Defenses have to bound what a paying customer can do without breaking what a legitimate paying customer needs. Different framing than "block the attacker."

[SLIDE 5 — 2026 landscape]

Extraction has gotten cheaper. Three trends. Larger models, less effort — modern LLMs are more general, a smaller-than-target substitute captures useful behavior with fewer queries. Better extraction methods — academic improvements in active-learning, knowledge-distillation, gradient-free stealing. Higher attacker payoff — as production models become more valuable, the attack pays off bigger.

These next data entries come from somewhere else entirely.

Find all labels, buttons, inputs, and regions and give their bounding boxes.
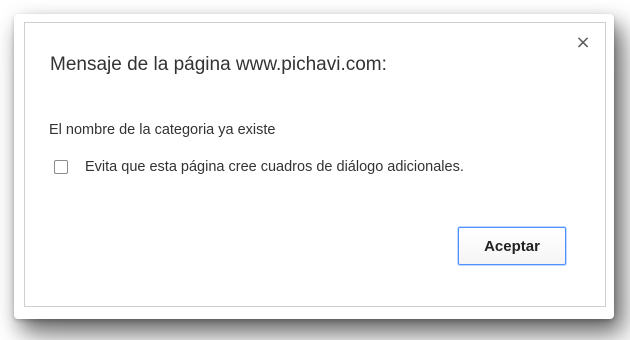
dialog-message: El nombre de la categoria ya existe — [49, 122, 276, 138]
dialog-shadow-frame: × Mensaje de la página www.pichavi.com: … — [14, 14, 614, 319]
close-icon[interactable]: × — [575, 34, 591, 52]
alert-dialog: × Mensaje de la página www.pichavi.com: … — [24, 22, 606, 307]
accept-button[interactable]: Aceptar — [458, 227, 566, 265]
suppress-dialogs-checkbox[interactable] — [54, 160, 68, 174]
dialog-title: Mensaje de la página www.pichavi.com: — [50, 54, 387, 75]
suppress-dialogs-option[interactable]: Evita que esta página cree cuadros de di… — [54, 159, 464, 175]
screenshot-stage: × Mensaje de la página www.pichavi.com: … — [0, 0, 630, 340]
suppress-dialogs-label[interactable]: Evita que esta página cree cuadros de di… — [85, 159, 464, 175]
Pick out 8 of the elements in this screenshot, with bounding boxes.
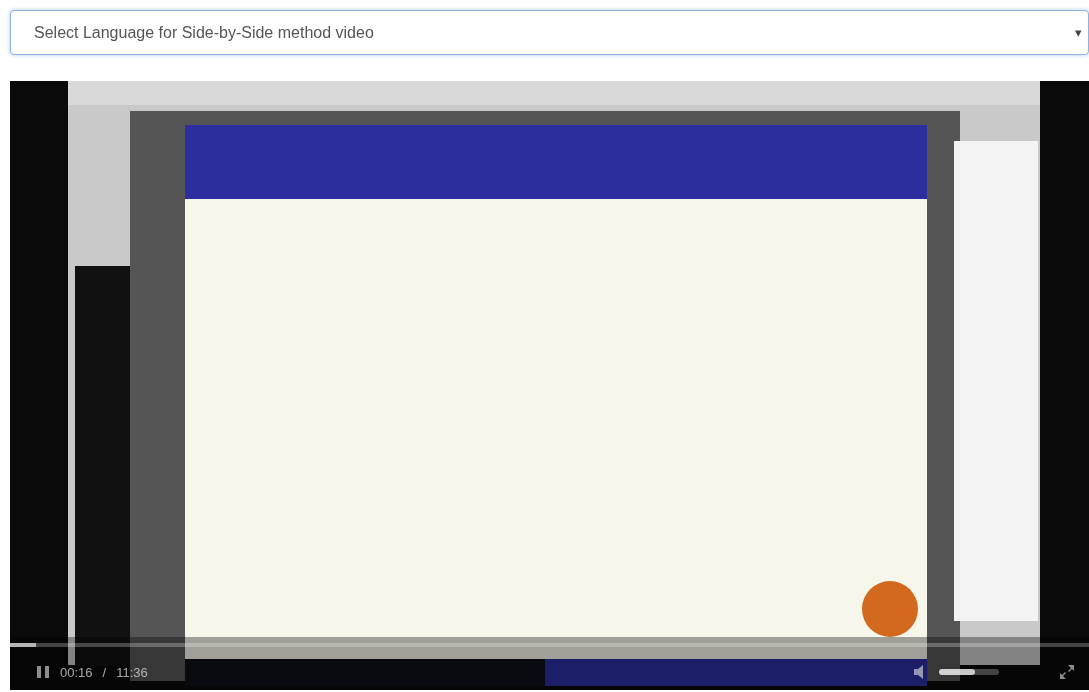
pause-icon[interactable] — [36, 665, 50, 679]
elapsed-time: 00:16 — [60, 664, 93, 680]
duration-time: 11:36 — [116, 664, 148, 680]
language-select[interactable]: Select Language for Side-by-Side method video ▾ — [10, 10, 1089, 55]
caret-icon: ▾ — [1075, 25, 1082, 40]
fullscreen-icon[interactable] — [1059, 664, 1075, 680]
volume-slider[interactable] — [939, 669, 999, 675]
time-separator: / — [102, 664, 107, 680]
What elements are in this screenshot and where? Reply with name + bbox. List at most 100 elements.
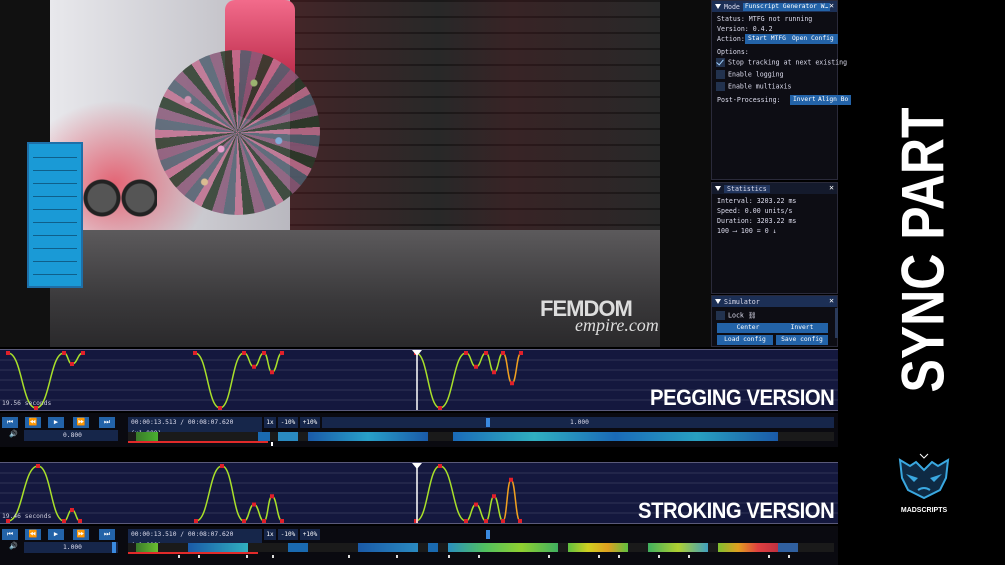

Counter-trend: vendors have added watermarking, query monitoring, tier-based access control. Arms race continues. Defense maturity improving but not solved.

[SLIDE 6 — Up next]

Next lesson: query-based extraction techniques. Five minutes. See you there.

Slide outline¶

Title — "Model extraction fundamentals".
Definition — two-card split: exact-weight vs functional-substitute.
Two motivations — two cards: IP theft (vendor logo with $$$) and attack staging (substitute → transferable attacks).
API as surface — diagram: paying customer → API → model; same arrow as legitimate use.
2026 landscape — three-trend list + counter-trend.
Up next — "L5.1.2 — Query-based extraction techniques, ~5 min."

Production notes¶

Recording: ~3.5 min. Cap 5.
Slide 4 lands the "buy in vs break in" framing. Pause.